Armando Guadiana es un personaje increíble, improbable, pero producto del populismo actual. Sin la simpatía para lograr penetrar, pretendió utilizar dichos, desfachatez, calificativos y hasta la forzadísima puntada de pretender tener la necesidad de ir al baño a hacer sus necesidades fisiológicas solo para decir que mejor no, porque dejaría el sobrero y correría el riesgo de que se lo robasen, mismo sombrero que más adelante aseguraría rifaría.

Ricardo Mejía enfiló sus “bombazos” contra Guadiana principalmente, y contra el actual gobierno de Coahuila, al que incluso acusó que cuyos jefes de seguridad, son aliados de los cárteles del narcotráfico para la distribución de droga en la entidad.

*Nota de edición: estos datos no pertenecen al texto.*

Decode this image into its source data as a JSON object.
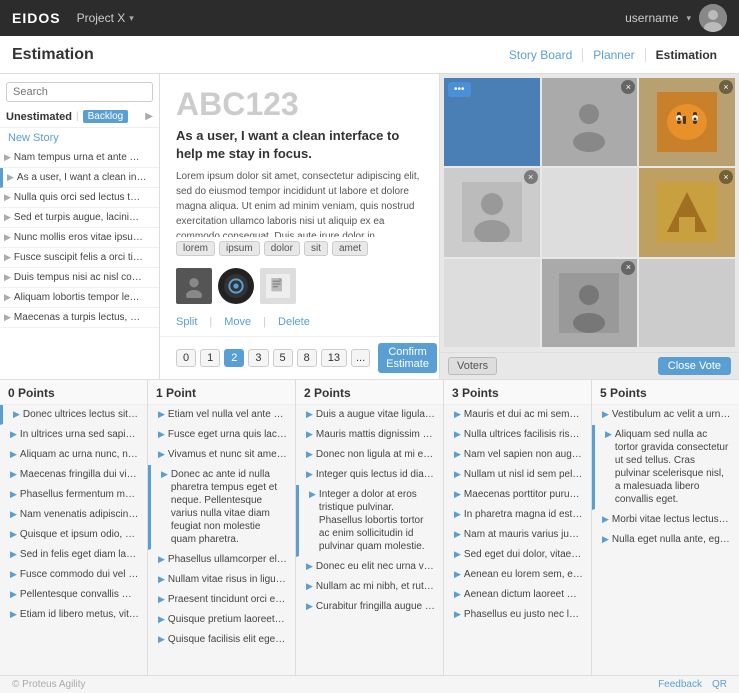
{
  "topnav": {
    "logo": "EIDOS",
    "project": "Project X",
    "username": "username"
  },
  "subnav": {
    "title": "Estimation",
    "links": [
      {
        "label": "Story Board",
        "active": false
      },
      {
        "label": "Planner",
        "active": false
      },
      {
        "label": "Estimation",
        "active": true
      }
    ]
  },
  "sidebar": {
    "search_placeholder": "Search",
    "tab_unestimated": "Unestimated",
    "tab_backlog": "Backlog",
    "new_story": "New Story",
    "items": [
      {
        "text": "Nam tempus urna et ante hendrer"
      },
      {
        "text": "As a user, I want a clean interface",
        "highlighted": true
      },
      {
        "text": "Nulla quis orci sed lectus tempus"
      },
      {
        "text": "Sed et turpis augue, lacinia posue"
      },
      {
        "text": "Nunc mollis eros vitae ipsum cong"
      },
      {
        "text": "Fusce suscipit felis a orci tincidunt"
      },
      {
        "text": "Duis tempus nisi ac nisl convallis v"
      },
      {
        "text": "Aliquam lobortis tempor lectus, ut"
      },
      {
        "text": "Maecenas a turpis lectus, vitae he"
      }
    ]
  },
  "story": {
    "id": "ABC123",
    "desc": "As a user, I want a clean interface to help me stay in focus.",
    "body": "Lorem ipsum dolor sit amet, consectetur adipiscing elit, sed do eiusmod tempor incididunt ut labore et dolore magna aliqua. Ut enim ad minim veniam, quis nostrud exercitation ullamco laboris nisi ut aliquip ex ea commodo consequat. Duis aute irure dolor in reprehenderit in voluptate velit esse cillum dolore eu fugiat nulla pariatur. Excepteur sint occaecat cupidatat non proident, sunt in culpa qui officia deserunt mollit anim id est laborum.",
    "tags": [
      "lorem",
      "ipsum",
      "dolor",
      "sit",
      "amet"
    ],
    "actions": {
      "split": "Split",
      "move": "Move",
      "delete": "Delete"
    },
    "estimates": [
      "0",
      "1",
      "2",
      "3",
      "5",
      "8",
      "13",
      "..."
    ],
    "active_estimate": "2",
    "confirm_label": "Confirm Estimate",
    "voters_label": "Voters",
    "close_vote_label": "Close Vote"
  },
  "columns": [
    {
      "label": "0 Points",
      "items": [
        "Donec ultrices lectus sit amet mi",
        "In ultrices urna sed sapien matta",
        "Aliquam ac urna nunc, non varius",
        "Maecenas fringilla dui vitae semb",
        "Phasellus fermentum metus lobort",
        "Nam venenatis adipiscing augue s",
        "Quisque et ipsum odio, sed vehic",
        "Sed in felis eget diam laoreet tinc",
        "Fusce commodo dui vel est lacinia",
        "Pellentesque convallis malesuad",
        "Etiam id libero metus, vitae faucib"
      ]
    },
    {
      "label": "1 Point",
      "items": [
        "Etiam vel nulla vel ante sodales lo",
        "Fusce eget urna quis lacus accum",
        "Vivamus et nunc sit amet turpis pr",
        "Donec ac ante id nulla pharetra tempus eget et neque. Pellentesque varius nulla vitae diam feugiat non molestie quam pharetra.",
        "Phasellus ullamcorper elit eget ant",
        "Nullam vitae risus in ligula blandit",
        "Praesent tincidunt orci eu massa f",
        "Quisque pretium laoreet lacus, sit",
        "Quisque facilisis elit eget neque el"
      ]
    },
    {
      "label": "2 Points",
      "items": [
        "Duis a augue vitae ligula condimer",
        "Mauris mattis dignissim tellus, sod",
        "Donec non ligula at mi euismod he",
        "Integer quis lectus id diam gravida",
        "Integer a dolor at eros tristique pulvinar. Phasellus lobortis tortor ac enim sollicitudin id pulvinar quam molestie.",
        "Donec eu elit nec urna viverra mal",
        "Nullam ac mi nibh, et rutrum lorem",
        "Curabitur fringilla augue eu purus"
      ]
    },
    {
      "label": "3 Points",
      "items": [
        "Mauris et dui ac mi semper egesta",
        "Nulla ultrices facilisis risus, et lacir",
        "Nam vel sapien non augue auctor",
        "Nullam ut nisl id sem pellentesque",
        "Maecenas porttitor purus non met",
        "In pharetra magna id est condimer",
        "Nam at mauris varius justo consec",
        "Sed eget dui dolor, vitae volutpat f",
        "Aenean eu lorem sem, et accumse",
        "Aenean dictum laoreet massa, fau",
        "Phasellus eu justo nec lacus cursu"
      ]
    },
    {
      "label": "5 Points",
      "items": [
        "Vestibulum ac velit a urna varius v",
        "Aliquam sed nulla ac tortor gravida consectetur ut sed tellus. Cras pulvinar scelerisque nisl, a malesuada libero convallis eget.",
        "Morbi vitae lectus lectus, at sodal",
        "Nulla eget nulla ante, eget imperd"
      ]
    }
  ],
  "footer": {
    "copyright": "© Proteus Agility",
    "links": [
      "Feedback",
      "QR"
    ]
  }
}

Acusación que extraña que, habiendo sido subsecretario de seguridad, no haya denunciado formalmente en su momento dentro del gobierno federal. Y pues Lenin, del Verde…

Manolo Jiménez, llamado no sin cierto sustento, el representante del moreirato (los hermanos Moreira gobernaron Coahuila, formalmente doce años, Humberto de 2005 a 2011, Rubén de 2011 a 2017), actuó tal cual el priísta que lleva dentro, ignorando y minimizando los cuestionamientos de corrupción, y despreciando a sus interlocutores.

Al final del debate, mejor dicho, del circo de la decadencia política, como suele suceder, todos se alzaron ganadores del encuentro cuando la realidad es que ninguno estuvo a la altura y para lo único que sirvió el encuentro fue para confirmar, que, en Coahuila, Morena entregó el triunfo, dividiendo a los suyos, lanzando tres candidaturas, la propia, la del PT y la del Verde, a diferencia de lo que hizo en el Estado de México. Qué pena que el país se reduzca con tanta vileza.